Several hundred men have arrived in Orange County and more initially were sent to Sullivan County — met by lots of protestors. Those who arrived in Sullivan County have now been bused to Dutchess County.
We have heard that the City has contracted with several hotels in Riverhead, Long Island —where municipal officials pre-emptively declared a state of emergency in order to thwart the arrival of refugees there. The City’s plan appears to be to bus immigrants to counties going up the Hudson River and across New York State.
What RMM is doing:
In the short term, we are trying to marshal our limited staff to meet the men and get a sense of their needs, while also trying to find out which agencies are doing what.
However, RMM is really focused on the longer term. We are concerned about what happens in the months to come:
- How do people find housing?
- They need jobs — ones that are NOT exploitative.
- How do they get to court for their hearings?
- How do they overcome prejudice?
To this end, we are working to utilize our Rural Academy of the People to set up ESL programs and workshops that help folks navigate these systems and avoid exploitation.
What you can do:
A number of agencies in Orange, Sullivan and Dutchess Counties have coordinated their efforts to help meet the humanitarian needs of these refugees. For the moment, they appear to have a very good handle on identifying and meeting the specific needs.
Here at RMM, we are seeking tutors, ESL teachers, rights advocates, drivers and other volunteers. Here are some other important ways you can help:
- Speak out in the name of love. Help to raise awareness, both individually and through the support of our congregations and allies, about the need to welcome the foreigner in our midst. Write letters to the editor. Post signs. Shout it from the rooftops. Talk to anyone who will listen. Include the following tagline in your messaging: #refugeeswelcome.

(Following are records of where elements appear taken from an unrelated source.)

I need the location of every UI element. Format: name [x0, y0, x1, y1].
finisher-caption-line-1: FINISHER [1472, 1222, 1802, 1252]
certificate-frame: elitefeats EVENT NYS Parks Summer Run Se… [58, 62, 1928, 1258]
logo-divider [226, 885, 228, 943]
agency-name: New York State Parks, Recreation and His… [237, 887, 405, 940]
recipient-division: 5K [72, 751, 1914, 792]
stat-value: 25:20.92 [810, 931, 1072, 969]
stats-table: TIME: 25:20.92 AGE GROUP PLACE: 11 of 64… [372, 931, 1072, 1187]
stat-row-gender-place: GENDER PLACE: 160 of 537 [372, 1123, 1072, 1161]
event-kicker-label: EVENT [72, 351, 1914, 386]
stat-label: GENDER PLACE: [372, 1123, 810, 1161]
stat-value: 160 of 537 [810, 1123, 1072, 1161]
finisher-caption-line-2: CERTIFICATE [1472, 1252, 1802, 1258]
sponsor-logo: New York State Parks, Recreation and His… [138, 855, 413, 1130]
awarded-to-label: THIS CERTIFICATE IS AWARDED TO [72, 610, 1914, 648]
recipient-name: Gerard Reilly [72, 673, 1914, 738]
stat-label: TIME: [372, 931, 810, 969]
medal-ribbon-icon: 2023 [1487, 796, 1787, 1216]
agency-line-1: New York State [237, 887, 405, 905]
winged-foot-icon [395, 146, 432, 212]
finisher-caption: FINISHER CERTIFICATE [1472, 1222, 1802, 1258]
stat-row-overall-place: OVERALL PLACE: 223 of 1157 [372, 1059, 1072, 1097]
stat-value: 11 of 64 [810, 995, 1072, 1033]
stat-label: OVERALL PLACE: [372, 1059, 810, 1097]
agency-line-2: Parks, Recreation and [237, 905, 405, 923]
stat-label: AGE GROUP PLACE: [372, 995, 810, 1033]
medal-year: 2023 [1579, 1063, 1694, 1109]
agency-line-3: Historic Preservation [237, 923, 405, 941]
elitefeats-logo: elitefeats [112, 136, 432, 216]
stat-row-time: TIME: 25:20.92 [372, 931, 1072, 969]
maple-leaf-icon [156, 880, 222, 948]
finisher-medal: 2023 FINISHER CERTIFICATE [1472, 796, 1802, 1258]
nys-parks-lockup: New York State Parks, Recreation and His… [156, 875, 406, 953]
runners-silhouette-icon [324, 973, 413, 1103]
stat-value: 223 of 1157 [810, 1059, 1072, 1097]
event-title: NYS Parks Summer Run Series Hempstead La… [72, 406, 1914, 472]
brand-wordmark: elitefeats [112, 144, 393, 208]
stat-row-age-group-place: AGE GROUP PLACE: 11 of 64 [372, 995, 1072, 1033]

- Remember that the arrival of these refugees brings opportunity not just for themselves, but for our communities. Immigrants have historically made remarkable contributions to America. There are benefits to be realized by everyone. We desperately need workers in our communities, and refugees in our communities desperately want to work!
- Support RMM with a financial contribution, and please consider sustaining our work on a monthly basis. Your donation allows us to provide the vital resources needed by these refugees to integrate into our communities.
- As move we toward World Refugee Day on June 20, this annual event gives us pause to think about how we respond to the need in our own communities. It is vital to support those who arrive with our humanitarian aid – but the larger question remains, Why are there refugees worldwide? What are the systemic issues that cause citizens to flee their homeland to seek safety, freedom, and opportunity elsewhere? What can we as individuals and communities do to address these issues?
- Remember the humanity of these men, women and children in your individual and congregational prayers. These are not faceless statistics; these are human beings — and no human being is illegal. Remember that they are fleeing oppressive conditions. It is our duty to ensure that they are protected against further oppression and exploitation as they seek safety, opportunity and hope for the future.